8 Ways to Boost Your Credit Before Applying for a Mortgage


Buying your perfect home can become a reality with a great mortgage, and that requires a good credit score. There’s hope to dramatically improving your credit, though, if it’s in need of some help. Use these tips to raise your credit score and improve your chances at qualifying for the best rates and terms:

1. Check your credit reports and inspect for mistakes

Credit bureaus can make errors, so make sure to check your credit reports closely for accuracy. Pull your report from the three major credit bureaus (TransUnion, Equifax and Experian) or a free credit report website like credit karma and go through them line by line to look for issues. If you do find a mistake, file a dispute either online or by mail to the bureau. The agency will investigate your inquiry within 30 days.

2. Pay down your credit card debt

High credit card balances are sure to spoil your chances for a good mortgage, as it makes both your credit utilization ratio and your debt-to-income ratio high. At the very least, consistently pay more than the minimum on your cards each month before sending out mortgage applications. You’ll save money, and you’ll show potential lenders that you’re reliable to repay what you borrowed.

3. Keep your credit cards open

An older average account age improves your credit profile. Hold onto all of your credit card and home equity lines, regardless of whether you use them.

4. Request a courtesy adjustment on late payments or dispute them

Just one late payment can reduce your credit score by as much as 110 points, if you previously had very good credit (according to Equifax). If you’re not regularly late, your credit card company may clear this blemish from your credit report if you ask. Write a letter explaining that this mistake was just a hiccup and appeal for a courtesy adjustment. If that does not work, consider hiring a credit repair agency such as Lexington Law. They review your credit reports and then direct appropriate correspondence to your creditors and the credit bureaus with the goal of removing negative information from your report and thereby raising your score. 

5. Consider a 401(k) loan to pay off your credit card debt

Borrowing against your retirement plan and paying off credit cards will lower your credit utilization ratio.
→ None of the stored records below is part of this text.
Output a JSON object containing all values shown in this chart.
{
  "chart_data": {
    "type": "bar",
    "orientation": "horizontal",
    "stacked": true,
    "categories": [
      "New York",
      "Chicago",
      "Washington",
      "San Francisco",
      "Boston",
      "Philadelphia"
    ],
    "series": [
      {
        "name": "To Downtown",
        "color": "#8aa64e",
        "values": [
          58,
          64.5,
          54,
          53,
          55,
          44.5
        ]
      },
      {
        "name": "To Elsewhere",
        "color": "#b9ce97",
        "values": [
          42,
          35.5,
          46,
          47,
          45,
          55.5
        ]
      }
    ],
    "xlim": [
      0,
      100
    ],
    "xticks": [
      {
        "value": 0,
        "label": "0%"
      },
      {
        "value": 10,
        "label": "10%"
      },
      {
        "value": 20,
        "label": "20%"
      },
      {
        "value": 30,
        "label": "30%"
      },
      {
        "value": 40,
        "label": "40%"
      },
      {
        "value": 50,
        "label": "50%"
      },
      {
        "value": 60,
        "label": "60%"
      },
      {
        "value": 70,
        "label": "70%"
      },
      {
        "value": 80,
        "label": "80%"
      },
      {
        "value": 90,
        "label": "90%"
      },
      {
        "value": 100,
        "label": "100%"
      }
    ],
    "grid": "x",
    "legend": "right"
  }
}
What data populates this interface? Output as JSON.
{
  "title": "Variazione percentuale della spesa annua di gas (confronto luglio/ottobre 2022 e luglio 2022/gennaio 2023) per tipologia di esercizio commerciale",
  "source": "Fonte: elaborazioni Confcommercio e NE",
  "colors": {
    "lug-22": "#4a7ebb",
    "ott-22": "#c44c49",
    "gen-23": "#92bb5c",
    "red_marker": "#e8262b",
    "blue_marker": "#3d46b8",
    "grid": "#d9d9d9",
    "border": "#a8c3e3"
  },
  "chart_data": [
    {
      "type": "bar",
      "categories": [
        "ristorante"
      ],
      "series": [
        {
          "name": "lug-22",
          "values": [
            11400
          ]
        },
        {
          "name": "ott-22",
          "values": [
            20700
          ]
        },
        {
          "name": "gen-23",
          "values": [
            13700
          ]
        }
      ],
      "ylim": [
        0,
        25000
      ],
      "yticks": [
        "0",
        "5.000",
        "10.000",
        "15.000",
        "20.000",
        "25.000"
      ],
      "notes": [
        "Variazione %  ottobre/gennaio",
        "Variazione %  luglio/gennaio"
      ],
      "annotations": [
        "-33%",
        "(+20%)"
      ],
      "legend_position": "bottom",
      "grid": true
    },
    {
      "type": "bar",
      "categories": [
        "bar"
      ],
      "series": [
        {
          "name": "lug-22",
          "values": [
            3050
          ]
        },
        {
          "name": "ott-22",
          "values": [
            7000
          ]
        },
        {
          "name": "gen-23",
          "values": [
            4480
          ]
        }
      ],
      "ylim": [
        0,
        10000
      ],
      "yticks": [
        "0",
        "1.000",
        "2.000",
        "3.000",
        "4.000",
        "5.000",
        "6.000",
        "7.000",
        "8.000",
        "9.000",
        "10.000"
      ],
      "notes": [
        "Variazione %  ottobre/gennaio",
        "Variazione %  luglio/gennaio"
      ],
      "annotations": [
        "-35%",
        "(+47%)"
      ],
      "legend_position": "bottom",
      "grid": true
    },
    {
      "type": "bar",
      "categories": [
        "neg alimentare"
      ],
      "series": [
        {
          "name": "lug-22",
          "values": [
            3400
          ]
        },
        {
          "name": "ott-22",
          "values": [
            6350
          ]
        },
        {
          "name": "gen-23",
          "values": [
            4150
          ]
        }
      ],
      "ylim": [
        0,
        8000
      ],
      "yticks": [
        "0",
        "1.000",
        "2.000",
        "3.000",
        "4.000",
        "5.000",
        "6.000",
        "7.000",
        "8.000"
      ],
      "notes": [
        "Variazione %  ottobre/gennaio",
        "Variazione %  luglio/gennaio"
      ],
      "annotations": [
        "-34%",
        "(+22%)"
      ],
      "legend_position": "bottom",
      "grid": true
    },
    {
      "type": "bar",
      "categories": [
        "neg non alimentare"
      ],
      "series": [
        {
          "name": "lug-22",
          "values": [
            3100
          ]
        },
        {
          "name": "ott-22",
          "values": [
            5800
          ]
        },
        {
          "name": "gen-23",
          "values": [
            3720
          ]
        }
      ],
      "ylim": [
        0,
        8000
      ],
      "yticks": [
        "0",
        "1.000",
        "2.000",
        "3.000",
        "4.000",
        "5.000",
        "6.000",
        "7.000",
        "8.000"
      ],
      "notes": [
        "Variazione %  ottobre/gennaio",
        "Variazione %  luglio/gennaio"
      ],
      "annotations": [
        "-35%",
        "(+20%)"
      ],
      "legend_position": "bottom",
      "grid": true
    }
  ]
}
As retirement plan loans aren’t reported to credit bureaus, this can raise your credit score. 401(k) loans generally have a much lower interest rate than your high interest credit cards, but do note that the loan typically has to be paid back within 5 years and payments for the loan are deducted from your paycheck. Be sure to also consider the drawbacks of this strategy as it can have tax consequences and penalties, derail your retirement savings, and the loan itself doesn't address the reasons you might have accumulated debt.

6. Ask for a credit limit increase

Increase your credit limit to lower your credit utilization rate, but only if you can keep your spending in check. A large portion (30%) of your credit score is derived from this utilization rate, as lenders don’t want to see credit cards with high balances. So, if you can convince your lender to increase your credit limit from, say $5000 to $10000, this will decrease your utilization ratio — as long as you don’t spend more as a result.

7.  Wait to apply for new credit

As tempting as it is to open a new credit card or take on an auto loan when you’re buying a new house, wait until the mortgage is finalized. Lots of credit inquiries aren’t a good sign for lenders.

8. Don’t apply for too many mortgages

Do your research before you start applying for mortgage loans. Your FICO score begins to register mortgage applications as separate inquiries after about a month. This effect is even greater on other scores, like VantageScore and an older version of FICO, which take each mortgage application as a separate inquiry if they’re separated by more than two weeks according to NerdWallet.


Improving your credit score is a slow-and-steady process, but the reward is great: you’ll be able to buy your home with an excellent mortgage rate and a low monthly payment.

Spend some time analyzing your credit report, focus in on reducing credit card debt and be smart with your credit and you’re well on your way to securing a mortgage and owning your dream home.